The problem does not manifest immediately — until the incremental backup starts to consist of thousands of .delta files. In the classic model, XtraBackup processed them sequentially. This meant high per-file overhead and linear growth in time during the prepare stage. In large installations with many tables (.ibd), prepare became a bottleneck and slowed down recovery time.
The solution is to add parallelism to the change application phase. In XtraBackup versions 8.0.35-33 and 8.4.0-3, a –parallel flag was introduced for the xtrabackup –prepare –apply-log-only command. Now the system first scans the backup directory and builds a queue of .delta files. Then multiple threads process this queue in parallel. This is a trade-off: acceleration is achieved at the cost of increased competition for disk I/O and overhead from managing threads.
The implementation changed the execution model itself. Previously, a file was processed immediately upon detection. Now, an explicit task queue is introduced. Each thread reads a .delta file and applies changes to the corresponding InnoDB file (.ibd). This scales better with a large number of small files. However, with fewer or larger files, the effect is limited. After about 16 threads, performance may plateau or even degrade slightly due to overhead.

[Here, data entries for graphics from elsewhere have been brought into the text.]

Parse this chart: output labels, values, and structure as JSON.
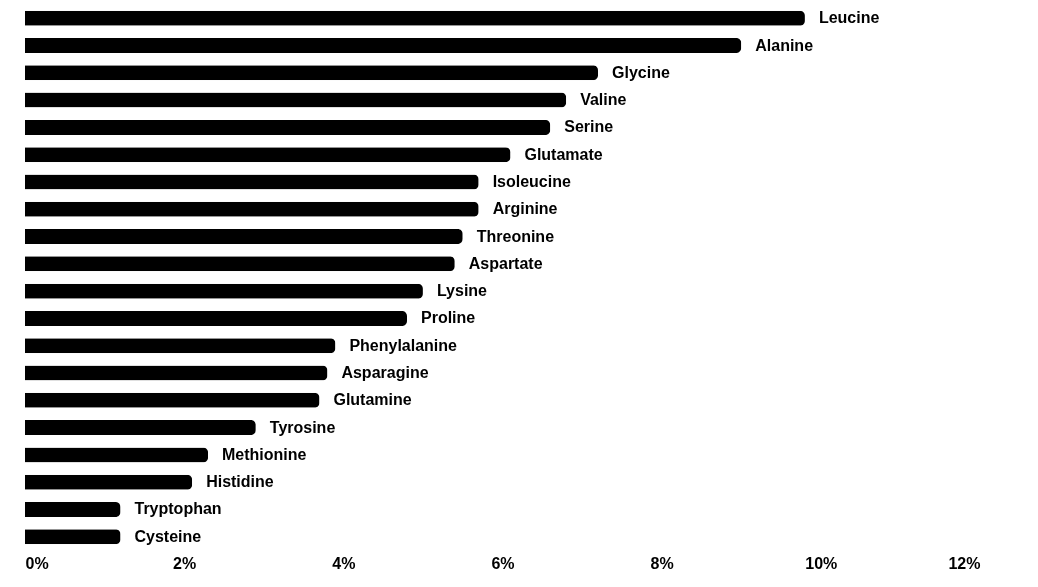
{
  "chart_data": {
    "type": "bar",
    "orientation": "horizontal",
    "categories": [
      "Leucine",
      "Alanine",
      "Glycine",
      "Valine",
      "Serine",
      "Glutamate",
      "Isoleucine",
      "Arginine",
      "Threonine",
      "Aspartate",
      "Lysine",
      "Proline",
      "Phenylalanine",
      "Asparagine",
      "Glutamine",
      "Tyrosine",
      "Methionine",
      "Histidine",
      "Tryptophan",
      "Cysteine"
    ],
    "values": [
      9.8,
      9.0,
      7.2,
      6.8,
      6.6,
      6.1,
      5.7,
      5.7,
      5.5,
      5.4,
      5.0,
      4.8,
      3.9,
      3.8,
      3.7,
      2.9,
      2.3,
      2.1,
      1.2,
      1.2
    ],
    "color": "#000000",
    "xlim": [
      0,
      12
    ],
    "xticks": [
      {
        "value": 0,
        "label": "0%"
      },
      {
        "value": 2,
        "label": "2%"
      },
      {
        "value": 4,
        "label": "4%"
      },
      {
        "value": 6,
        "label": "6%"
      },
      {
        "value": 8,
        "label": "8%"
      },
      {
        "value": 10,
        "label": "10%"
      },
      {
        "value": 12,
        "label": "12%"
      }
    ],
    "grid": false
  }
}
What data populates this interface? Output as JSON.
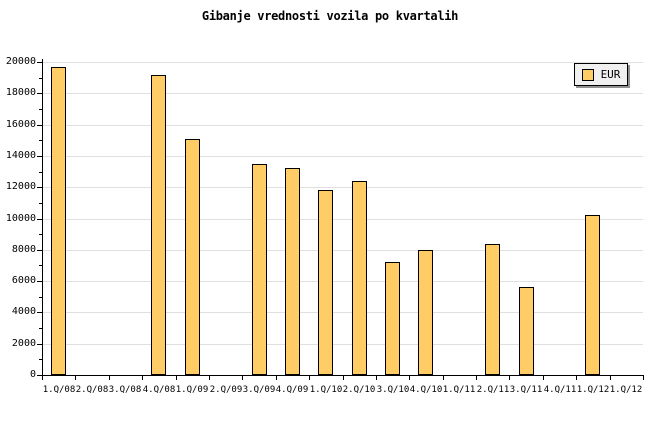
{
  "chart_data": {
    "type": "bar",
    "title": "Gibanje vrednosti vozila po kvartalih",
    "legend": {
      "label": "EUR",
      "position": "top-right"
    },
    "categories": [
      "1.Q/08",
      "2.Q/08",
      "3.Q/08",
      "4.Q/08",
      "1.Q/09",
      "2.Q/09",
      "3.Q/09",
      "4.Q/09",
      "1.Q/10",
      "2.Q/10",
      "3.Q/10",
      "4.Q/10",
      "1.Q/11",
      "2.Q/11",
      "3.Q/11",
      "4.Q/11",
      "1.Q/12",
      "1.Q/12"
    ],
    "values": [
      19700,
      null,
      null,
      19200,
      15100,
      null,
      13500,
      13200,
      11800,
      12400,
      7200,
      8000,
      null,
      8400,
      5600,
      null,
      10200,
      null
    ],
    "xlabel": "",
    "ylabel": "",
    "ylim": [
      0,
      20000
    ],
    "ytick_step": 2000,
    "yminor_step": 1000,
    "ytick_labels": [
      "0",
      "2000",
      "4000",
      "6000",
      "8000",
      "10000",
      "12000",
      "14000",
      "16000",
      "18000",
      "20000"
    ],
    "grid": "horizontal-only",
    "colors": {
      "bar_fill": "#FFCC66",
      "bar_border": "#000000",
      "gridline": "#E0E0E0",
      "axis": "#000000",
      "legend_bg": "#F0F0F0",
      "legend_shadow": "#909090",
      "background": "#FFFFFF",
      "text": "#000000"
    }
  }
}
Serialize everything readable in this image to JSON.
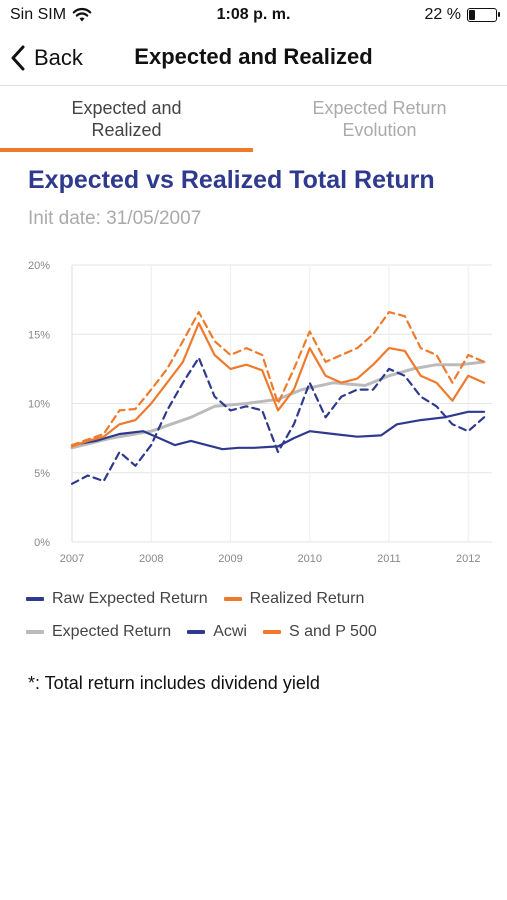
{
  "status": {
    "carrier": "Sin SIM",
    "time": "1:08 p. m.",
    "battery": "22 %",
    "battery_level": 0.22
  },
  "nav": {
    "back_label": "Back",
    "title": "Expected and Realized"
  },
  "tabs": [
    {
      "label_line1": "Expected and",
      "label_line2": "Realized"
    },
    {
      "label_line1": "Expected Return",
      "label_line2": "Evolution"
    }
  ],
  "header": {
    "title": "Expected vs Realized Total Return",
    "init_date": "Init date: 31/05/2007"
  },
  "legend": [
    {
      "label": "Raw Expected Return",
      "color": "#2f3a8f",
      "dash": false
    },
    {
      "label": "Realized Return",
      "color": "#f07a2c",
      "dash": false
    },
    {
      "label": "Expected Return",
      "color": "#bbbbbb",
      "dash": false
    },
    {
      "label": "Acwi",
      "color": "#2f3a8f",
      "dash": true
    },
    {
      "label": "S and P 500",
      "color": "#f07a2c",
      "dash": true
    }
  ],
  "footnote": "*: Total return includes dividend yield",
  "chart_data": {
    "type": "line",
    "xlim": [
      2007.0,
      2012.3
    ],
    "ylim": [
      0,
      20
    ],
    "x_ticks": [
      "2007",
      "2008",
      "2009",
      "2010",
      "2011",
      "2012"
    ],
    "y_ticks": [
      "0%",
      "5%",
      "10%",
      "15%",
      "20%"
    ],
    "grid": true,
    "series": [
      {
        "name": "Raw Expected Return",
        "color": "#2f3a8f",
        "dash": false,
        "x": [
          2007.0,
          2007.3,
          2007.6,
          2007.9,
          2008.1,
          2008.3,
          2008.5,
          2008.7,
          2008.9,
          2009.1,
          2009.3,
          2009.6,
          2009.8,
          2010.0,
          2010.3,
          2010.6,
          2010.9,
          2011.1,
          2011.4,
          2011.7,
          2012.0,
          2012.2
        ],
        "y": [
          7.0,
          7.3,
          7.8,
          8.0,
          7.5,
          7.0,
          7.3,
          7.0,
          6.7,
          6.8,
          6.8,
          6.9,
          7.5,
          8.0,
          7.8,
          7.6,
          7.7,
          8.5,
          8.8,
          9.0,
          9.4,
          9.4
        ]
      },
      {
        "name": "Realized Return",
        "color": "#f07a2c",
        "dash": false,
        "x": [
          2007.0,
          2007.2,
          2007.4,
          2007.6,
          2007.8,
          2008.0,
          2008.2,
          2008.4,
          2008.6,
          2008.8,
          2009.0,
          2009.2,
          2009.4,
          2009.6,
          2009.8,
          2010.0,
          2010.2,
          2010.4,
          2010.6,
          2010.8,
          2011.0,
          2011.2,
          2011.4,
          2011.6,
          2011.8,
          2012.0,
          2012.2
        ],
        "y": [
          6.9,
          7.3,
          7.6,
          8.5,
          8.8,
          10.0,
          11.5,
          13.0,
          15.8,
          13.5,
          12.5,
          12.8,
          12.4,
          9.5,
          11.0,
          14.0,
          12.0,
          11.5,
          11.8,
          12.8,
          14.0,
          13.8,
          12.0,
          11.5,
          10.2,
          12.0,
          11.5
        ]
      },
      {
        "name": "Expected Return",
        "color": "#bbbbbb",
        "dash": false,
        "x": [
          2007.0,
          2007.5,
          2008.0,
          2008.5,
          2008.8,
          2009.2,
          2009.6,
          2009.9,
          2010.3,
          2010.7,
          2011.0,
          2011.3,
          2011.6,
          2011.9,
          2012.2
        ],
        "y": [
          6.8,
          7.5,
          8.0,
          9.0,
          9.8,
          10.0,
          10.3,
          11.0,
          11.5,
          11.3,
          12.0,
          12.5,
          12.8,
          12.8,
          13.0
        ]
      },
      {
        "name": "Acwi",
        "color": "#2f3a8f",
        "dash": true,
        "x": [
          2007.0,
          2007.2,
          2007.4,
          2007.6,
          2007.8,
          2008.0,
          2008.2,
          2008.4,
          2008.6,
          2008.8,
          2009.0,
          2009.2,
          2009.4,
          2009.6,
          2009.8,
          2010.0,
          2010.2,
          2010.4,
          2010.6,
          2010.8,
          2011.0,
          2011.2,
          2011.4,
          2011.6,
          2011.8,
          2012.0,
          2012.2
        ],
        "y": [
          4.2,
          4.8,
          4.4,
          6.5,
          5.5,
          7.0,
          9.5,
          11.5,
          13.3,
          10.5,
          9.5,
          9.8,
          9.5,
          6.5,
          8.5,
          11.5,
          9.0,
          10.5,
          11.0,
          11.0,
          12.5,
          12.0,
          10.5,
          9.8,
          8.5,
          8.0,
          9.0
        ]
      },
      {
        "name": "S and P 500",
        "color": "#f07a2c",
        "dash": true,
        "x": [
          2007.0,
          2007.2,
          2007.4,
          2007.6,
          2007.8,
          2008.0,
          2008.2,
          2008.4,
          2008.6,
          2008.8,
          2009.0,
          2009.2,
          2009.4,
          2009.6,
          2009.8,
          2010.0,
          2010.2,
          2010.4,
          2010.6,
          2010.8,
          2011.0,
          2011.2,
          2011.4,
          2011.6,
          2011.8,
          2012.0,
          2012.2
        ],
        "y": [
          7.0,
          7.4,
          7.8,
          9.5,
          9.6,
          11.0,
          12.5,
          14.5,
          16.6,
          14.5,
          13.5,
          14.0,
          13.5,
          10.0,
          12.5,
          15.2,
          13.0,
          13.5,
          14.0,
          15.0,
          16.6,
          16.3,
          14.0,
          13.5,
          11.5,
          13.5,
          13.0
        ]
      }
    ]
  }
}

Results show that the gain depends on the backup structure. In a scenario with 20,608 files of 2.5 MB, increasing –parallel from 1 to 64 resulted in Disk Write IOPS increasing from 18.2K to 85K. Prepare time decreased from 3.76 minutes to about one minute. This is approximately a 3.5x speedup with I/O growth of 4.67 times. In another case, time decreased from 237 minutes to 6 minutes, yielding up to a 40x speedup. There is no universal value, but a practical starting point is 8 threads.
It is important to understand the causal relationship: acceleration is achieved not by “magic,” but through better disk utilization and parallelizing small operations. If the system is already hitting IOPS or CPU limits, increasing –parallel will not help. In such conditions, regression is even possible. This is a typical trade-off between the latency of individual operations and the overall throughput of the system.
From an operational perspective, this change shifts the focus of tuning. Previously, the key factor was the backup structure. Now, it is the balance between the number of threads and the capabilities of the storage. Observability through IOPS metrics becomes critical for finding the optimal value.
In the industry, this approach has long been used for tasks with a high number of small files. XtraBackup is effectively catching up to this pattern. This is an evolutionary improvement that addresses a real bottleneck without changing the backup format.